The CEP offers important lessons in building and sustaining momentum required for significant reform. The program emerged from the bottom-up with a request to address a locally-defined issue. Collaboration with the Highlander Folk School provided a conduit for technical assistance and funding to flow into local communities. Early classes served as testing sites to develop and refine an adaptable workbook and approach. Transferring the program to the Southern Christian Leadership Conference (SCLC) fused political action with Christian duty and on a practical level, facilitated connections to Black churchwomen’s networks. Week-long training sessions, first at Highlander and later at SCLC-sponsored workshops on the Georgia coast, oriented new teachers and established bonds between leaders organizing classes in different places. Funding from the Marshall Field Foundation provided a modest monthly stipend that became an economic lifeline when employers refused to hire the Black women who were “stirring up that mess.” All of these pieces contributed to the groundswell for federal reform, most notably, the Voting Rights Act of 1965 that banned tests for voter registration, placed states with a long history of restrictive registration practices under federal supervision, and established channels to report discrimination at the polls.   

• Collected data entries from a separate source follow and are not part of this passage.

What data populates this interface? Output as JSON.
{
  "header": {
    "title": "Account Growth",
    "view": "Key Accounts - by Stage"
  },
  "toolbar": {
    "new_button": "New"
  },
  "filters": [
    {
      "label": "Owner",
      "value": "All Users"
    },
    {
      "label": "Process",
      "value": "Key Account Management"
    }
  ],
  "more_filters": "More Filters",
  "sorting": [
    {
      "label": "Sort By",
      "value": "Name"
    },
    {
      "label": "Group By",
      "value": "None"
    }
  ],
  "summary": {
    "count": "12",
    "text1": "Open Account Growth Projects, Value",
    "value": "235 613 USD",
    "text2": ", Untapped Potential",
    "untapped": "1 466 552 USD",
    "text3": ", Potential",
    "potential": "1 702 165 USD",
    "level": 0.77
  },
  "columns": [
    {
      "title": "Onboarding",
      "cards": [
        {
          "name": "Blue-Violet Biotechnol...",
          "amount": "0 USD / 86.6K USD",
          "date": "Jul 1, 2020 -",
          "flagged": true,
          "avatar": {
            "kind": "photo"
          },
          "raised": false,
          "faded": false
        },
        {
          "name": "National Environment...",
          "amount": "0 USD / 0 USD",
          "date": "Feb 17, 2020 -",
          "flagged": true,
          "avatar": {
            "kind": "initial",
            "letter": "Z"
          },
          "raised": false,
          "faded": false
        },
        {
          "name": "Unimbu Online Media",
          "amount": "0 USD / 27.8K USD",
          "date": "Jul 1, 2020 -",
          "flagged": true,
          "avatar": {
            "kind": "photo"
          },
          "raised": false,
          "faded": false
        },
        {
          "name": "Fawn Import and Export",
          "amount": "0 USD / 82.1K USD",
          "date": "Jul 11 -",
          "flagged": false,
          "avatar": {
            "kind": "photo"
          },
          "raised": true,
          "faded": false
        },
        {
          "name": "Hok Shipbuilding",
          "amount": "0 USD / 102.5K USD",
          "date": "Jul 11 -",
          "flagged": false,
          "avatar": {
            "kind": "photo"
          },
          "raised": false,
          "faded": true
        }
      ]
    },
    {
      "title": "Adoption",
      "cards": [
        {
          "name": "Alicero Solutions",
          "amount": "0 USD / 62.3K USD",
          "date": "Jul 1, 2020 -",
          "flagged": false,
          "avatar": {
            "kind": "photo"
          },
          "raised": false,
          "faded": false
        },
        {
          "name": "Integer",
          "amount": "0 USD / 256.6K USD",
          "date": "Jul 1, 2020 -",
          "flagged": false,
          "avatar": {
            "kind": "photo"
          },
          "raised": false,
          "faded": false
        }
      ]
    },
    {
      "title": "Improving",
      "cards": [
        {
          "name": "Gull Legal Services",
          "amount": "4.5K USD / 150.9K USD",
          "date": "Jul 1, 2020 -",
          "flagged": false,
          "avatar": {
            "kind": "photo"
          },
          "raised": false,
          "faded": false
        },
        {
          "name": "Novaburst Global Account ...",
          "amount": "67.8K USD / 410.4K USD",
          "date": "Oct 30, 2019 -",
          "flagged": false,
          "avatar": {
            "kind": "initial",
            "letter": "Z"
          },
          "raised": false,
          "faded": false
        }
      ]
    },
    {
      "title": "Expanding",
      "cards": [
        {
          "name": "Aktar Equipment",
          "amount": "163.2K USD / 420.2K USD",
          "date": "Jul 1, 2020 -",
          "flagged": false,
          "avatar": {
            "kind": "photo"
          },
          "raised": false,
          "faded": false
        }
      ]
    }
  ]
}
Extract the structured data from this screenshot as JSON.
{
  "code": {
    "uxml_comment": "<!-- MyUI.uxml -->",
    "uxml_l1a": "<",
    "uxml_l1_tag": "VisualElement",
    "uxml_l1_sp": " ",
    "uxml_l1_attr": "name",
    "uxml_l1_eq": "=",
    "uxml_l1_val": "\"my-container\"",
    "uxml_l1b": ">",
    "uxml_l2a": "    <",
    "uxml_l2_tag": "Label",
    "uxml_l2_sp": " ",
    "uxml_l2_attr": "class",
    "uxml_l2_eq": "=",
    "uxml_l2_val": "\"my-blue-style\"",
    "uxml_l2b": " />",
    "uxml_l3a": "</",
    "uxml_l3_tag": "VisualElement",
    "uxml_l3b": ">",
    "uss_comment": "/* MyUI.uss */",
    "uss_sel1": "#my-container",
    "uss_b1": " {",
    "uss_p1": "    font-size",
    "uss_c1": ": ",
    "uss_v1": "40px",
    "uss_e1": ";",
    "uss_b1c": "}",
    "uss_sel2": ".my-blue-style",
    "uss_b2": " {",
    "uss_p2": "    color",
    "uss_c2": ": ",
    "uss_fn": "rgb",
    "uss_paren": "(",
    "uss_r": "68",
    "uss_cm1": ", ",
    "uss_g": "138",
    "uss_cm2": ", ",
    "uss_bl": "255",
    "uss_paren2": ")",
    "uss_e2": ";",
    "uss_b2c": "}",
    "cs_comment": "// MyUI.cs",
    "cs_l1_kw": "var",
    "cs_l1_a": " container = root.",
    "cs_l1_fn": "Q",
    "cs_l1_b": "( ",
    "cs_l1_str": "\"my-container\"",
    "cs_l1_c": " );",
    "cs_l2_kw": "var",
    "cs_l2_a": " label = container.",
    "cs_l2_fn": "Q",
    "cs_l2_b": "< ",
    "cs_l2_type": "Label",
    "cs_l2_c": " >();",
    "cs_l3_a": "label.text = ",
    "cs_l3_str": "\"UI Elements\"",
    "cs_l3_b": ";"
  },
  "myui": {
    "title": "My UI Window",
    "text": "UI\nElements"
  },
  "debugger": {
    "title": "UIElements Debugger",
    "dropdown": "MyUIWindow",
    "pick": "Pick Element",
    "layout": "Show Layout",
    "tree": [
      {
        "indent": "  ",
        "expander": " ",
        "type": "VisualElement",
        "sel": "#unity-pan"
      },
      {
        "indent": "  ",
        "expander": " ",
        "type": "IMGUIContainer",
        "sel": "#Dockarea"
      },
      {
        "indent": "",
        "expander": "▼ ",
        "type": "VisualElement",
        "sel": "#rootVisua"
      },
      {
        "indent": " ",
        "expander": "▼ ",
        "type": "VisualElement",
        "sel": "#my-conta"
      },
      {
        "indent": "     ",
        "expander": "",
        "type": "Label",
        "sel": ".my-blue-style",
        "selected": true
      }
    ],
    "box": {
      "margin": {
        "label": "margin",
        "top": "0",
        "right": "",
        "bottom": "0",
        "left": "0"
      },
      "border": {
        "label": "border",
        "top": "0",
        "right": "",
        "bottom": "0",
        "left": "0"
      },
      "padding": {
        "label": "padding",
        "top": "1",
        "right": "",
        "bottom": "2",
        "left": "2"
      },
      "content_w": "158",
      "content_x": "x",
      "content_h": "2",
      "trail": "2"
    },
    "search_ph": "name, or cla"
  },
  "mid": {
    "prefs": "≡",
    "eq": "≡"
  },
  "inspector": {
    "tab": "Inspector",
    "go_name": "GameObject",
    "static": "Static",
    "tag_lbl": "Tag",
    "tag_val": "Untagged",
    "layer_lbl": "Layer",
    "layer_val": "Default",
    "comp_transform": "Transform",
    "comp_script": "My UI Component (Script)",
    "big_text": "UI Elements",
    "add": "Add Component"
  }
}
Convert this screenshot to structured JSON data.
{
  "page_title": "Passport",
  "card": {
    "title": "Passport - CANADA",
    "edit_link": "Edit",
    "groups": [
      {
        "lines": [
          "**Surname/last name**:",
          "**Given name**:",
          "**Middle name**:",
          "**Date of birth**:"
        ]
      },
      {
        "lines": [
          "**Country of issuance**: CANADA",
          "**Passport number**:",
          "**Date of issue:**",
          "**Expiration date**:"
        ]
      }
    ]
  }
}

The history of the CEP after 1965 reminds us how quickly pieces can scatter. CEP teachers celebrated the Voting Rights Act while acknowledging that the law undercut the program’s main reason for existence. Local teachers and program administrators continued to emphasize the need for adult literacy education while pivoting to anti-poverty programs and political education. They did this work amidst intensifying backlash and retrenchment, with cuts to federally-funded social welfare programs and new rules restricting private funding for civil rights causes. In 1972, the CEP quietly ended operations.

By the time the CEP closed, the program had trained over two thousand local leaders who organized 7,280 classes, reaching over 26,000 people. As teachers and students fanned out, they expanded influence to an estimated 95,000 people. The CEP achieved these results by tapping into an existing political culture with very deep roots. Recent events demonstrate that although this formal program ended, the roots endure.


Deanna M. Gillespie is professor of history at the University of North Georgia and author of The Citizenship Education Program and Black Women’s Political Culture.